I thought Peter Singer from the Brookings Institute had some interesting things to say in his cyberwar panel- his views seemed to be a good deal more nuanced than I’ve seen elsewhere. I wasn’t quite sure what to make of Schmidt. While I liked a lot of the main points of their talks, I found his and Gary Shapiro’s “deregulation” mantra off-putting. It’s great that Schmidt recognized wealth inequality as an issue, but I found it strange that he immediately followed those comments lauding practices that exacerbate wealth inequality. =P
I was actually a bit surprised by Snowden’s popularity- I expected that a lot of people agree with what he did, but I wasn’t really prepared for the extent of his backing. It seemed pretty clear that the majority of the tech community is completely behind him. The NSA (and their recent TED response) haven’t really been all that effective in their explanations.
“One notable excerpt considering the Wikileaks presentation the next day were Eric Schmidt’s arguments against transparency, which boil down to ‘Imagine what would happen if everything was transparent and open, nations wouldn’t be able to defend themselves from aggressors because they’d have to publish their attack plans before hand,’ which is just, well. Ugh.”
I think I know your thoughts here but I am not entirely clear from this response–to me this argument seems very specious, slippery slope alarmism more or less.
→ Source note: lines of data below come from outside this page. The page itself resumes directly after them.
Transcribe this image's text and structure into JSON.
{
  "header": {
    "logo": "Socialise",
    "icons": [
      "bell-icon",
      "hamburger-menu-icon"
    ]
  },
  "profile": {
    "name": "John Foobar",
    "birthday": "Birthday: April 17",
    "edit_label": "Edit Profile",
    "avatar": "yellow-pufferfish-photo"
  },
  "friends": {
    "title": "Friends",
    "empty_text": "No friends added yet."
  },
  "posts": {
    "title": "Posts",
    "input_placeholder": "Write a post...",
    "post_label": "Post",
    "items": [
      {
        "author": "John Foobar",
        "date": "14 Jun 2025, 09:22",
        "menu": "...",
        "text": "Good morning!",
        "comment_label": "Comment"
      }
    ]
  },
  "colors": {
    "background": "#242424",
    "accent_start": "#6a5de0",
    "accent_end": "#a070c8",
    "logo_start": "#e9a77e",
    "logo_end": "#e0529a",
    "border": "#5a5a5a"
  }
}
Could you clarify a little more?
Eric and Jared were talking about transparency, and trying to poke holes in the argument that people like Julian Assange make that people in power don’t get away with large scale bad things when the documents finally get out, so we should have systems where everything the government does is open for public review. Any large scale action where there are multiple actors involved creates a paper trail, so if you expose that paper trail continuously to public scrutiny, you may still have bad actors, but society will be able to hold them to account.
Eric and Jared said something like this: “So in the book we imagined a country called Wikistan, one of those liberal northern european countries, where their law was that everything the government did had to be released for public inspection first. But what happens if the country needs to negotiate a treaty, it has no bargaining position because it has to release all communications first. What happens if another country decides to attack it, it’ll have to release all its defensive and attack plans before hand, and it’ll have to release that it’s going to make an attack before it happens.”
Their argument is an obvious straw man on the concept of transparency and how most people would like it implemented, probably even Assange himself. The issue we’re dealing with is a problem of default government secrecy, and secrecy as the default position to cover the government’s butt from embarrassment. That’s how you end up with 8 year lawsuits on the No-Fly program that covered up a simple government mistake. You could get rid of that just by having a set delay on everything, or a longer delay after planned actions (like treaty negotiations) take place. Some things, like lists of suspected terrorists or lists of foreign operatives or research and development don’t need to be public, but that’s maybe what, 1% of what the government classifies? It may be written better in the book, but if that’s their argument, it isn’t much of an argument at all.